Santa Clara County, Calif., official wants fuel-cell powered community
San Jose Mercury News, Calif. --Sep. 13
Sep. 13--Imagine a community powered solely by its own recycled energy. Fuel cells, instead of electricity, would produce enough watts to light your house, heat your kids' school, produce clean water for your clinic and generate enough hydrogen to power the senior center shuttle.
At Tuesday's board of supervisors meeting, Beall will introduce a plan that
would put Santa Clara County on the map for its efforts to create the first such
community in California -- and possibly the nation -- to be powered solely by
fuel cell energy.
The technology already is being used in cars, and a growing number of cities
and counties on the East Coast are testing it in restaurants, fire stations and
government buildings.
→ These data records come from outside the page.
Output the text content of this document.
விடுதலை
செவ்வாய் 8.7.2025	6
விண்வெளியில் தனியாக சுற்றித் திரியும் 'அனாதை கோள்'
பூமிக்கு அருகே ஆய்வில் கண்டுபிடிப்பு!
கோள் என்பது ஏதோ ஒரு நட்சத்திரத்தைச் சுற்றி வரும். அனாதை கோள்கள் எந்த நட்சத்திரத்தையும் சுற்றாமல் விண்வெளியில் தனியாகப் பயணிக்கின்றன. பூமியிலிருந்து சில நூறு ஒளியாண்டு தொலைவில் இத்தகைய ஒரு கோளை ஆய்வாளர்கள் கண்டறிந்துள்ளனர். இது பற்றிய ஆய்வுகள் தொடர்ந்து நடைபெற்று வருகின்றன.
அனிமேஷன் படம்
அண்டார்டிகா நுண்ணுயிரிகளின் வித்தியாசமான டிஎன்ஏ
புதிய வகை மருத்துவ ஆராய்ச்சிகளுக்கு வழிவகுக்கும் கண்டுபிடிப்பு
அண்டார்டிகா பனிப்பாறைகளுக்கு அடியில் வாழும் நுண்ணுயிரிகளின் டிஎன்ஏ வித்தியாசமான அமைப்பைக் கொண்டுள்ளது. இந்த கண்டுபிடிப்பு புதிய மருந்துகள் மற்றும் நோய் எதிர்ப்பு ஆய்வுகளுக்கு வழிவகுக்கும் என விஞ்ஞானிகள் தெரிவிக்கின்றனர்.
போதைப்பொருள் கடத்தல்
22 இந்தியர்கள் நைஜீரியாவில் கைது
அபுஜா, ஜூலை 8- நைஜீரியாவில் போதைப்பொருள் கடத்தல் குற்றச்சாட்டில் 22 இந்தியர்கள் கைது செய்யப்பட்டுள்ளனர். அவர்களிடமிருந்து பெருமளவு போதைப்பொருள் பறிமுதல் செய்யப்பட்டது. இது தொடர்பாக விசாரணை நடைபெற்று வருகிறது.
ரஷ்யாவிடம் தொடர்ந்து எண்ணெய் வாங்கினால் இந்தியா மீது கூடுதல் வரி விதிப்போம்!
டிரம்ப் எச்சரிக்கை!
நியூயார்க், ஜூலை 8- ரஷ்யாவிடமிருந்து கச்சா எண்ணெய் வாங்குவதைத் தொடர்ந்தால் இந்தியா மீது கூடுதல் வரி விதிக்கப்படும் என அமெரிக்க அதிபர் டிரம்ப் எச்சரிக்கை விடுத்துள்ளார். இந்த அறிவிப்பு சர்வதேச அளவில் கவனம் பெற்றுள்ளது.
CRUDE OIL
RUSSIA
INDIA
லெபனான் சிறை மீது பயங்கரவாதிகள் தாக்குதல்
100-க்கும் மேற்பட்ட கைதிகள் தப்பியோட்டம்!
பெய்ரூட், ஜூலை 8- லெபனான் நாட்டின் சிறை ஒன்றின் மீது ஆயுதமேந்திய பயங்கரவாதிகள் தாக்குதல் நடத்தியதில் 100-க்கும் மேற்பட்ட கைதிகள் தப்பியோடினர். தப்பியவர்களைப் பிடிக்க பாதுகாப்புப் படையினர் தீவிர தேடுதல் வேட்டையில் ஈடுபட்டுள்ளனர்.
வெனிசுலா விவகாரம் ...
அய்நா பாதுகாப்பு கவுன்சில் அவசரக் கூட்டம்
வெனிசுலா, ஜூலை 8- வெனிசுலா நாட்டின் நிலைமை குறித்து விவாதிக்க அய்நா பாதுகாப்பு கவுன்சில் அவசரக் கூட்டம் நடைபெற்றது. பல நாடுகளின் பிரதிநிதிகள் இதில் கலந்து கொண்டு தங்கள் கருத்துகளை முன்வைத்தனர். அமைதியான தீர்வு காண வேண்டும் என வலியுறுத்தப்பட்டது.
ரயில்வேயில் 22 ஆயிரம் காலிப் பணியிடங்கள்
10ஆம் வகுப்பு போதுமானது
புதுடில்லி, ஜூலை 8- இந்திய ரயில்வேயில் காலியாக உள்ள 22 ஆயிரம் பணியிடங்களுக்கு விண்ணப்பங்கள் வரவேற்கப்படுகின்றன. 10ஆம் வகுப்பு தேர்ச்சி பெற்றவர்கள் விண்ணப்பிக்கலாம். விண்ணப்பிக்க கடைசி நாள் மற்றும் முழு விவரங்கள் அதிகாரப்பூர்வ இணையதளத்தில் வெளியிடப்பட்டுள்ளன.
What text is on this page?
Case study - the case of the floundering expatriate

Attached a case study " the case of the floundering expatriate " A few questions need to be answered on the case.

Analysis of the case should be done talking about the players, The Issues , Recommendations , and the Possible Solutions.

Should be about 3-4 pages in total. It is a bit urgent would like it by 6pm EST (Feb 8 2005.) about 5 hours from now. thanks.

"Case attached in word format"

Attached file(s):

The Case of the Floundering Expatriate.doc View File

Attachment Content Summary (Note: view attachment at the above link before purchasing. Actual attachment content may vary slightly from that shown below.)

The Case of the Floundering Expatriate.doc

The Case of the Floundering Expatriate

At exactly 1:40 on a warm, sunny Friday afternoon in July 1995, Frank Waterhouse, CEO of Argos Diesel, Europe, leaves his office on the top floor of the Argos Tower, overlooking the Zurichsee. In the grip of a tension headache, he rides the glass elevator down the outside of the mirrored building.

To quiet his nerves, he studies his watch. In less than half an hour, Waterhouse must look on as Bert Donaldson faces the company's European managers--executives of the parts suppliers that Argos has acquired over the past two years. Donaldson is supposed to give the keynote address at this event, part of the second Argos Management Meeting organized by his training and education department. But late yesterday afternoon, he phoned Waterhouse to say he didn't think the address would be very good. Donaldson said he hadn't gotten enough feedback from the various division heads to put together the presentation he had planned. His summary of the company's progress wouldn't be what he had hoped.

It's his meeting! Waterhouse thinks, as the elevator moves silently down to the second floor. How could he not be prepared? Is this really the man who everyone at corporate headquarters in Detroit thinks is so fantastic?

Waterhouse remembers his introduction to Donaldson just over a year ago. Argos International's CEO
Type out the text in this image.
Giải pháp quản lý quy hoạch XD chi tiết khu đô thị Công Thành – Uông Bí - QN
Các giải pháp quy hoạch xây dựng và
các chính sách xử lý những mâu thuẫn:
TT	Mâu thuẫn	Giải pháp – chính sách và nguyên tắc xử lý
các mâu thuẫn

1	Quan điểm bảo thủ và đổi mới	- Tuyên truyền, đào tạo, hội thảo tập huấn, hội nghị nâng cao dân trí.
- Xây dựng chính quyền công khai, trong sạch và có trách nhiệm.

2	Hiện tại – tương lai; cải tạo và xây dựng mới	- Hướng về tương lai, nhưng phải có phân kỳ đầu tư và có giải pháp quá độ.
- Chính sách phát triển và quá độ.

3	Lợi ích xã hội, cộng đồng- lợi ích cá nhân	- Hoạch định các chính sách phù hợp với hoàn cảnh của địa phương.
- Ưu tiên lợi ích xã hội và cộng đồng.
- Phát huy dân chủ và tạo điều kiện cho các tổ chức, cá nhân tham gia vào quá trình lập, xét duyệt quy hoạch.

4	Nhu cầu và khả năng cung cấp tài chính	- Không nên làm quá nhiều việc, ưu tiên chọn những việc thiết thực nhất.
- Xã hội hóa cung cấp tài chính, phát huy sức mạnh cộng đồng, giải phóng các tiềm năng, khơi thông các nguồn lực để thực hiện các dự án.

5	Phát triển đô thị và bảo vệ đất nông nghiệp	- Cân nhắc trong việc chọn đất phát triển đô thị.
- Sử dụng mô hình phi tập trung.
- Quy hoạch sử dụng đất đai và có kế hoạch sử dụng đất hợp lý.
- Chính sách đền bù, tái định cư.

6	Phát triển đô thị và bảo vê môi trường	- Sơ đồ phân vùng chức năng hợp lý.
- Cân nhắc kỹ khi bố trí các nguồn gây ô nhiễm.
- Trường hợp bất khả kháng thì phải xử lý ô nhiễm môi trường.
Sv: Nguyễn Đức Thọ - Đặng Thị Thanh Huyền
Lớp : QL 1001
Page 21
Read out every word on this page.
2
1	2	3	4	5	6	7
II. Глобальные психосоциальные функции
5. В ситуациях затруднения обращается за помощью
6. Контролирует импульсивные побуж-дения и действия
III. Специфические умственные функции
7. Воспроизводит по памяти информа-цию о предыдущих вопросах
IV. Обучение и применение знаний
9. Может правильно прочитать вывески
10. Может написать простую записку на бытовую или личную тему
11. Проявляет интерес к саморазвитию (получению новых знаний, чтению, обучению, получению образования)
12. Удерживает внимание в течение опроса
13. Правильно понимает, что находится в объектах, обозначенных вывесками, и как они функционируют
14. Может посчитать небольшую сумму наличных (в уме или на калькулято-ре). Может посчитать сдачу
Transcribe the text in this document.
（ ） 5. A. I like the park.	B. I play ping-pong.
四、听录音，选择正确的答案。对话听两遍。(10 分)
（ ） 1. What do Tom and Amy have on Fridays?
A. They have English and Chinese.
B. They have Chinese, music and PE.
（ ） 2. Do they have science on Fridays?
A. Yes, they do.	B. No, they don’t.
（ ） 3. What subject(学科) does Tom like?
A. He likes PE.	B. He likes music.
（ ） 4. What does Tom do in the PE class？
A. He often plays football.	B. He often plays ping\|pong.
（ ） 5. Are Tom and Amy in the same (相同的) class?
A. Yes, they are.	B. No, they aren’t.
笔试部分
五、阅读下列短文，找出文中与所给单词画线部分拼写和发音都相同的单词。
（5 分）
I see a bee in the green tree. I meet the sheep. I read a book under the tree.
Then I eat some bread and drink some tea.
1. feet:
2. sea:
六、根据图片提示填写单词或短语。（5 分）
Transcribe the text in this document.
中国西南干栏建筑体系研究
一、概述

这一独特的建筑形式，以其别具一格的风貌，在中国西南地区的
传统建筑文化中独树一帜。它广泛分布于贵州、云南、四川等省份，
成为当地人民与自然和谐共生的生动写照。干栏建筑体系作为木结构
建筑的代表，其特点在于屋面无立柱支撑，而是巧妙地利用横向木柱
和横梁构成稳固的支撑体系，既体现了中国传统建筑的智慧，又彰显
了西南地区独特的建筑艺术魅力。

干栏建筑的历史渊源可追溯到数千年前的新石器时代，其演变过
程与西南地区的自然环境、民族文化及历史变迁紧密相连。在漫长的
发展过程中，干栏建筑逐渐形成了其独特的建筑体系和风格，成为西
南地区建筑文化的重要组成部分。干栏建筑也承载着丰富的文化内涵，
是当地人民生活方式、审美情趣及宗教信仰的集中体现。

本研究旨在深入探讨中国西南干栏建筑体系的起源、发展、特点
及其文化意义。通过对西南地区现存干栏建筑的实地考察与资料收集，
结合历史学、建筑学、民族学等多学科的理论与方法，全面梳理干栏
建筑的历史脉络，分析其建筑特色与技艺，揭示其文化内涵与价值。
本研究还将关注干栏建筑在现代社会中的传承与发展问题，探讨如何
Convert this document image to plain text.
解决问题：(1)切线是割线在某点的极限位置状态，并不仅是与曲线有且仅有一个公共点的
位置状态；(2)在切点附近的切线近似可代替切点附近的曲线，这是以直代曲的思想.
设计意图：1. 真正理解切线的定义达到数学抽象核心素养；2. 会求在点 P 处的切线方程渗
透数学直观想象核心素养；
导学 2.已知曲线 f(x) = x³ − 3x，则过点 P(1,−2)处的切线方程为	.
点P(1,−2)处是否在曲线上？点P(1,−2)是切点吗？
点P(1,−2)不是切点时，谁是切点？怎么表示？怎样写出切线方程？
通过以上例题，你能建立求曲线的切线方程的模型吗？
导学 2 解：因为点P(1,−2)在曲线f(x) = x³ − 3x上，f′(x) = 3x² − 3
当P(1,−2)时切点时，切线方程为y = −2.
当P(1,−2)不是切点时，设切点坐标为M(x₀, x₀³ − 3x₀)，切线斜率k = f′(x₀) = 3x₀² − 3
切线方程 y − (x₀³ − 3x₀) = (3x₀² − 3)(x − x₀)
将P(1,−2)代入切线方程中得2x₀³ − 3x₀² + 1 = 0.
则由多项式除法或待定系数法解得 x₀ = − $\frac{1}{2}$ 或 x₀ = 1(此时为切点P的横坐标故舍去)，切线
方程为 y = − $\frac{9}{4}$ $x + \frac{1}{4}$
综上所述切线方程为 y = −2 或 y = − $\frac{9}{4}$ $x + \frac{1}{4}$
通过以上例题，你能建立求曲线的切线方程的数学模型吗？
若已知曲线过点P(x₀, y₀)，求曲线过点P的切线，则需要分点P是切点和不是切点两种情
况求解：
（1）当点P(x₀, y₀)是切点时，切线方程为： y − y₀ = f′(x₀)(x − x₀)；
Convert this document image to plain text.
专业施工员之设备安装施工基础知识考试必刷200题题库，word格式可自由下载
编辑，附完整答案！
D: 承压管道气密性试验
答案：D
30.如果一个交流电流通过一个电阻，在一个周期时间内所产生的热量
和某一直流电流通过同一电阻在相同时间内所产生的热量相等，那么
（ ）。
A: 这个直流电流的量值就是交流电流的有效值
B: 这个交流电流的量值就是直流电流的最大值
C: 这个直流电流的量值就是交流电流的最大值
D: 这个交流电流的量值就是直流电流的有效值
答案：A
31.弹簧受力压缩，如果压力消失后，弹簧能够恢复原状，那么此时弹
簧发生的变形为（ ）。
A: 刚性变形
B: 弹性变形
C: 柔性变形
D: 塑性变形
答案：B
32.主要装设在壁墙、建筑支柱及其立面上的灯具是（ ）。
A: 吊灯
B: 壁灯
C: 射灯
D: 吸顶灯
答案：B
A Toronto university has even used it in a dormitory.
For buildings and other infrastructure, the idea is to replace the
traditional heating, ventilation and air-conditioning system with fuel cell
technology. Natural gas -- and potentially solar or wind power in the future --
would be converted into hydrogen for the fuel cells, which would react like
batteries to emit electrical charges that would produce electricity, heat, water
and hydrogen.
Theoretically, all of the fuel cell byproducts would be used to power
buildings and low-emission vehicles.
In Santa Clara County, Beall says his proposal is all in the spirit of
creating more tech jobs, helping control the number of asthma cases by tackling
the region's air pollution problem and guarding against California's high energy
costs.
"If we can support emerging technologies, especially ones that have
potential to create jobs, I think that's a good thing," Beall said.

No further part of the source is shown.